Legal protection and resupplying efforts worldwide began in the early 20th century, and today because of conservation efforts beavers now number about 15,000,000 in America.
Long ago in mythology of the Delaware and Wyandot, they were thought to possess artistic, cultural, and almost supernatural powers as one of the creators of the natural world. But in modern, rural, and urban environments it is often a considered nuisance for damming and flooding drainage systems and low-lying property as well as basements of houses. Although there is still some trapping for pelts worth several hundred dollars in Buzzards Bay backwaters, to help effected landowners a special permit must be purchased in advance.
There have evolved many non-lethal methods of beaver control with the clash of wildlife renewal and modern living.

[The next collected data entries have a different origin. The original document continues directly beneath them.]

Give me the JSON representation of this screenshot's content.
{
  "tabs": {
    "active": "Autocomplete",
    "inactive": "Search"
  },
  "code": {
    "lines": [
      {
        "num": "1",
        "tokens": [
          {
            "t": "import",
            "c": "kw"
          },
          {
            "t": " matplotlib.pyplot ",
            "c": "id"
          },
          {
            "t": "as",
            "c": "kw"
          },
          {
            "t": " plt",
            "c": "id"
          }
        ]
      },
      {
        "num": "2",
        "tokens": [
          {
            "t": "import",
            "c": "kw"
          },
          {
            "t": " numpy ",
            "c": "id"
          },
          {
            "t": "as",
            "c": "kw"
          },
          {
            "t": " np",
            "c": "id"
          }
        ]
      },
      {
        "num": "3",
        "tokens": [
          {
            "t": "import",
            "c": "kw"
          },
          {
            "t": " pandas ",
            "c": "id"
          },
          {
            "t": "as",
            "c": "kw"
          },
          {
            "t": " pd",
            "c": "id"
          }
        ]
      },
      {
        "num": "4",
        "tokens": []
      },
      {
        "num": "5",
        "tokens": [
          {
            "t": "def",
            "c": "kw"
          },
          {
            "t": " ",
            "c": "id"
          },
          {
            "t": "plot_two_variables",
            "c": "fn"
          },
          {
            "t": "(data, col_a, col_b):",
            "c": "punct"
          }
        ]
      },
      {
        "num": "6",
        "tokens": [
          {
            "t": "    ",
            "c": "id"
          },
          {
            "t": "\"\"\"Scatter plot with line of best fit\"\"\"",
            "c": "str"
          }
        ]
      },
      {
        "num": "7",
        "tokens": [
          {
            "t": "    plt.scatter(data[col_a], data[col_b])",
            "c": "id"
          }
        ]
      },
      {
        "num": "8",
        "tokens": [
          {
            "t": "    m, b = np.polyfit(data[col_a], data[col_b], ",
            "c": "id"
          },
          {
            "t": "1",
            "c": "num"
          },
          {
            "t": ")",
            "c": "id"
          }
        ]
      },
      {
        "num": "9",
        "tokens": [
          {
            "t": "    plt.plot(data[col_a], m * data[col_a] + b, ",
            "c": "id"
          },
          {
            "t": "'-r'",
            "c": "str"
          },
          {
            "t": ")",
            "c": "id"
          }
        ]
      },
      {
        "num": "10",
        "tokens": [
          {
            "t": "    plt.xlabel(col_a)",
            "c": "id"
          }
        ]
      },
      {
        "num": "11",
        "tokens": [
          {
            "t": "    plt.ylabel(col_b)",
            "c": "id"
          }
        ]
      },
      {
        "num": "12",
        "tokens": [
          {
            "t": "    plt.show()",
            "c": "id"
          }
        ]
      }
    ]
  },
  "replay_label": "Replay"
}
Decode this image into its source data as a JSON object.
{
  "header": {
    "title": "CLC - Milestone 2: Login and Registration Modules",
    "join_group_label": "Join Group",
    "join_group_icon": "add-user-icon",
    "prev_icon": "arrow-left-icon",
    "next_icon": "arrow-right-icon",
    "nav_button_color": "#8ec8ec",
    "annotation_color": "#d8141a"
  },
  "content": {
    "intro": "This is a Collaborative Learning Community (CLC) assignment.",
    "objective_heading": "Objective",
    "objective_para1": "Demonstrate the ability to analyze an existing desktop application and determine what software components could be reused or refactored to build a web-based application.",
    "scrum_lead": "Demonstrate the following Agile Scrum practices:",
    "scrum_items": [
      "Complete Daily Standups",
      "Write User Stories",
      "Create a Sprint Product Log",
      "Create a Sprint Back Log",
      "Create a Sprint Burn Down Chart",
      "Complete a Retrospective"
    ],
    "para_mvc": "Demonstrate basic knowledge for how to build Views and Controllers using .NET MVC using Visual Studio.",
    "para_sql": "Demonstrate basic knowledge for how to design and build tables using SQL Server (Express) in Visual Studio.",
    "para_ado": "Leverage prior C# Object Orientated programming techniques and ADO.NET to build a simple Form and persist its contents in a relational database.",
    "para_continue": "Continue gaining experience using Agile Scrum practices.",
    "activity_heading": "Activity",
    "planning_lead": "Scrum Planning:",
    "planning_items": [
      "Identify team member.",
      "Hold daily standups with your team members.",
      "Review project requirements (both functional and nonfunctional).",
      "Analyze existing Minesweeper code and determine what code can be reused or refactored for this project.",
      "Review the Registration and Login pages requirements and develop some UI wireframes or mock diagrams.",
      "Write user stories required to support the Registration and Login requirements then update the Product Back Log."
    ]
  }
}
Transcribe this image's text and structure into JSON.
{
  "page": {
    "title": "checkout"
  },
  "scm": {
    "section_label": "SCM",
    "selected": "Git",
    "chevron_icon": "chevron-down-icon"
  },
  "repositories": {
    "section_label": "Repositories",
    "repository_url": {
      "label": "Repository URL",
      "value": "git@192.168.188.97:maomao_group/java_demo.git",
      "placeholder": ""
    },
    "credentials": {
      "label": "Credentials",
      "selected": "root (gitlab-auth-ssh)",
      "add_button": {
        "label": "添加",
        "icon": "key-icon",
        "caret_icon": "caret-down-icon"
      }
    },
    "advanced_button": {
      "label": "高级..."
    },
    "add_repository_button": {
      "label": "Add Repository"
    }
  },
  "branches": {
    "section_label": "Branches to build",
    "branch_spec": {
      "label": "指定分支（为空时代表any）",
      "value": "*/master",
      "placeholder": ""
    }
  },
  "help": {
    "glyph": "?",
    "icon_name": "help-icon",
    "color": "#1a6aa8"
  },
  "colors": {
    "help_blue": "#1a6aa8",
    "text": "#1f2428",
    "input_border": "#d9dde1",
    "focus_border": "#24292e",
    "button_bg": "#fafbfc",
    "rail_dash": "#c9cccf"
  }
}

As the cambial layer between a tree’s bark and inner wood is a mainstay of a beaver’s diet, they have four sharp incisors and 16 other teeth for grinding and chewing for digestion.
Landowners may wrap fencing or metal barriers around tree trunks or apply a compound called thiram that gives off a strong odor to irritate a beaver’s nose. If they clog culverts in ditches, mesh cages at culvert openings, or running a pipe through the dam to control water flow can be costly and difficult. Whenever possible, wildlife managers prefer to assist landowners in relocating beavers to more suitable habitats.
Understanding beavers’ place in the global system and respecting their instinct to engineer and construct dams is necessary if we are to successfully share the world and its water with these inventive creatures.